In the final months before the expansion begins to extend that coverage, the picture of U.S. healthcare painted by the report is bleak. Roughly one in three U.S. adults said cost stopped them from going to the doctor or getting needed care. About one in five U.S. adults did not fill prescriptions or take medicine as recommended, and about the same number reported serious problems paying medical bills.
Among other nations surveyed, cost was less of a factor in whether adults sought medical care. The Netherlands and New Zealand each reported that one in five adults did not visit doctors or receive needed care because of cost, a distant second to the 32% in the U.S. Germany ranked a distant second behind the U.S. in the percentage of adults who said they did not take prescribed medication, at 9%.
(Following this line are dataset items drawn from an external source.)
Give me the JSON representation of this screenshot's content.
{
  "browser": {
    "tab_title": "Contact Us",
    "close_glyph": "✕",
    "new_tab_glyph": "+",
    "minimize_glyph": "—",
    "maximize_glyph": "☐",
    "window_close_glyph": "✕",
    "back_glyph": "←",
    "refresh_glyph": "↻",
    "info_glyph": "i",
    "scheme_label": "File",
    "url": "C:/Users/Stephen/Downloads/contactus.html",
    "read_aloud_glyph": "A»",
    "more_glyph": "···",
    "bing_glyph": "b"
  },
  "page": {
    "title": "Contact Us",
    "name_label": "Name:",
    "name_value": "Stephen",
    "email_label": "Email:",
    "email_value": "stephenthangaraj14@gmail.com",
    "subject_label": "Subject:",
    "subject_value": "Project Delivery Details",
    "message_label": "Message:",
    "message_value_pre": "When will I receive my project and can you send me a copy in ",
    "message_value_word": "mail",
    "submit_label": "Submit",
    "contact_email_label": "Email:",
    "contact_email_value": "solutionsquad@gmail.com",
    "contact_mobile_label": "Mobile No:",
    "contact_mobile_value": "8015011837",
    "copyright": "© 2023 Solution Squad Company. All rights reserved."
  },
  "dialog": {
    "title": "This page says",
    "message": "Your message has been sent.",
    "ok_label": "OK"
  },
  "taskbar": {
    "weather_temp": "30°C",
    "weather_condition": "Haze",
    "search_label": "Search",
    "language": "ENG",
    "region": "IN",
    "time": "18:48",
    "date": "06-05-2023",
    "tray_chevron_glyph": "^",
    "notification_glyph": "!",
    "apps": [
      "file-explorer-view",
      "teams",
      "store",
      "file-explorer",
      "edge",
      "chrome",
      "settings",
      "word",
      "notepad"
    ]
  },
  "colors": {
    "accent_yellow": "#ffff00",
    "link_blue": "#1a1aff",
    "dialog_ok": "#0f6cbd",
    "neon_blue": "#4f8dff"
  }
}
Thirteen percent of adults in France reported major difficulty with medical bills compared with 23% in the U.S. The U.S. figure soars to 43% when researchers looked exclusively at U.S. adults with chronic conditions.
The financial stress from healthcare among U.S. adults may be related to the growth of health plans that leave patients exposed to a larger share of medical costs, the researchers said. “Notably, roughly 40% of both insured and uninsured U.S. respondents had spent $1,000 or more during the past year on medical care, not counting premiums,” the authors wrote. “Those percentages point to often-high patient cost sharing or frequent benefit gaps.”
While the fierce political battles over Obamacare show a wide divide among Americans in how to overhaul U.S. healthcare, the Commonwealth Fund survey found there was broad agreement that major changes are needed. The survey found U.S. adults more convinced of the need for an overhaul of healthcare than adults in other countries. In the U.S., 75% of adults said the system needed to be scrapped and rebuilt or that fundamental changes were necessary.
The survey was conducted before the bumbled October launch of the Affordable Care Act's health insurance exchanges. It included respondents from the U.S., Australia, Canada, France, Germany, the Netherlands, New Zealand, Norway, Sweden, the United Kingdom and Switzerland, which adopted a system with some resemblance to Obamacare in the 1990s.